Existen
muchas maneras de mirar hacia el pasado y seguramente resultaría bobo
establecer cuál de ellas puede ser calificada como la mejor: ¿la melancolía?
¿La acrimonia? ¿La tristeza? ¿El gozo? ¿La ironía? ¿La autoexculpación? Antonio
Machado afirmaba que el ayer no está escrito, y quizá se deba a que no
sabríamos cómo afrontar esa escritura, qué palabras o qué enfoque escoger para
abordar tan descomunal tarea. Pedro Ugarte, escritor poderoso y versátil, nos
ofrece en Las cosas de este mundo (la recopilación de poemas que le
edita el sello Sloper) su propio ayer, lleno de esperanzas, de novias breves,
de alcoholes nocturnos, de proyectos, de mudanzas, de episodios eróticos adolescentes,
de lejanísimos juegos de piratas y hasta de algún encuentro sexual donde, sin
cortapisas, procede a una admisión que, incluso en su vertiente irónica, no resulta
muy frecuente entre los varones (véase “El rito de la decepción”). Y es, sin
duda, un libro memorable. Da igual que, con modestia, el escritor vasco afirme
que en sus páginas ha adoptado “un tono escasamente lírico, veladamente
narrativo” (p.9) y que el tomo puede ser definido como “un libro compuesto, en
fin, por formas híbridas” (p.10). Ningún desdoro supone tal admisión.
Escuchemos
lo que nos dice el poeta en la página 25: “Son los años que se alejan / como
remolcadores surcando la bahía”. Y esa imagen bellísima y poderosa actúa como
invitación para que nos asomemos a la barandilla y, dejando que nuestra mirada
recorra el horizonte, descubramos en sus versos desahogos de rango juvenil
(“Para calmar el ansia”); algún carpe diem vengativo, casi quevedesco, que nos
asombrará por su contundencia (“Despecho”); estampas donde Miguel de Unamuno es
convocado y releído; vindicaciones firmes de su fe religiosa católica (lean
“Ceremonia civil”, absolutamente memorable); elegías por un perro al que se
acompañó hasta el final (“El oficio de Dios”); o reflexiones melancólicas sobre
el modo en que dejamos pasar el tiempo, creyendo que la ventura perfecta nos
aguardará más adelante (“La llegada de la vida”).
“Éramos
jóvenes y éramos idiotas”, apostilla Pedro Ugarte en la página 31. Quizá todos
lo hayamos sido, aunque nos resistamos, orgullosos, a asumir el ridículo de
aceptarlo y pregonarlo.
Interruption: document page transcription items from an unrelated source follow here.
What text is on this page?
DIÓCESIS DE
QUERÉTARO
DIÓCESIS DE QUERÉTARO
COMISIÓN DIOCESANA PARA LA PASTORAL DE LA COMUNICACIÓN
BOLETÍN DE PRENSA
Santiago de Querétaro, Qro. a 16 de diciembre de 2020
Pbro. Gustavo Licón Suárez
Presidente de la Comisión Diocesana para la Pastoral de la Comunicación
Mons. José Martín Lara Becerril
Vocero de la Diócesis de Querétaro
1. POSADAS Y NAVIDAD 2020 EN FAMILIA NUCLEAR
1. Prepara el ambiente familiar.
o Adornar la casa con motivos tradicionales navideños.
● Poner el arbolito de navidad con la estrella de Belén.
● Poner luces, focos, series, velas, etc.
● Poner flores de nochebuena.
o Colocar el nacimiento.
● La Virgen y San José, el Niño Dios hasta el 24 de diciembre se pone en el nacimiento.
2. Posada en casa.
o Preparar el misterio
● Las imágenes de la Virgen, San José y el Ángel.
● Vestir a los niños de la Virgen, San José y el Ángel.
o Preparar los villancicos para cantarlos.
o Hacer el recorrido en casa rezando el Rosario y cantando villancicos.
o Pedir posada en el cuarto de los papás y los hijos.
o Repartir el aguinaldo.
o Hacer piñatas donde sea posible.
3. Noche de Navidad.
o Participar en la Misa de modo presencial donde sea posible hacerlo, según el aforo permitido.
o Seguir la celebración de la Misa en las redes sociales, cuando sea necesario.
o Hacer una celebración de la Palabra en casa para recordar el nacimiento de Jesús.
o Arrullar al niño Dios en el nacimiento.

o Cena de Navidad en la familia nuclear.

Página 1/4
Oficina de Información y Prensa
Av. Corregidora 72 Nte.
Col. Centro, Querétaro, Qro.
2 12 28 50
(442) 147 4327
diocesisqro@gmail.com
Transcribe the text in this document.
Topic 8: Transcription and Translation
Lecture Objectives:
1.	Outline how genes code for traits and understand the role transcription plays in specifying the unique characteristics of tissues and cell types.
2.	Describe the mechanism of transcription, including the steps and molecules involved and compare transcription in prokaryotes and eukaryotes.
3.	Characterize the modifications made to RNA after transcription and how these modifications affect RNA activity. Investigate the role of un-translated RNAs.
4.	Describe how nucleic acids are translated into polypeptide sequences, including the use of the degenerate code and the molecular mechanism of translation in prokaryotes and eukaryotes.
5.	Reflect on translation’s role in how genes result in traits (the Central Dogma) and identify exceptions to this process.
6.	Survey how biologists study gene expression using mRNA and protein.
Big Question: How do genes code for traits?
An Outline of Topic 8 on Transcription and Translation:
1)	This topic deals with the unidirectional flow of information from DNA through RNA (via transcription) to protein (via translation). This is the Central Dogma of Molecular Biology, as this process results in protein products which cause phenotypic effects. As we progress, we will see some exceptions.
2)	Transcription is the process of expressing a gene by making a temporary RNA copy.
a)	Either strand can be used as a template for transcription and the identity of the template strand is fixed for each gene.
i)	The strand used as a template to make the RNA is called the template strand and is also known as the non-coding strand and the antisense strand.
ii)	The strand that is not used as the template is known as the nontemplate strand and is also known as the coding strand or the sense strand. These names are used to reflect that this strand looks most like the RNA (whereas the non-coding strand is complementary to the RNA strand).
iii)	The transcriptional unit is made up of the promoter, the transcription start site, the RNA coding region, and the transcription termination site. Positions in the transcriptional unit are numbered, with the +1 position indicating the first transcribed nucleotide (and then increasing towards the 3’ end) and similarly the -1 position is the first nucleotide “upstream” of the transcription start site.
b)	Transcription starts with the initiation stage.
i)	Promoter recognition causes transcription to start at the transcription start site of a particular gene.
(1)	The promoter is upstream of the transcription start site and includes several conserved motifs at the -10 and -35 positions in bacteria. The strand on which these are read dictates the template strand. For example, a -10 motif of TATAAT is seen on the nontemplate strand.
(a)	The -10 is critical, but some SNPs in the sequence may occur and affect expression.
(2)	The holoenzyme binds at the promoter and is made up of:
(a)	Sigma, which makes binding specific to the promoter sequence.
Pero la mirada que, desde la actualidad, tiende el
poeta hacia aquellos años perdidos es madura, reflexiva, aplomada.
Adéntrense en el volumen. Y, si lo desean, deténganse en las trece ocasiones en que, si no he contado mal, el poeta utiliza las palabras del título en sus poemas. Verán qué sugerente arco de interpretaciones. Se sorprenderán.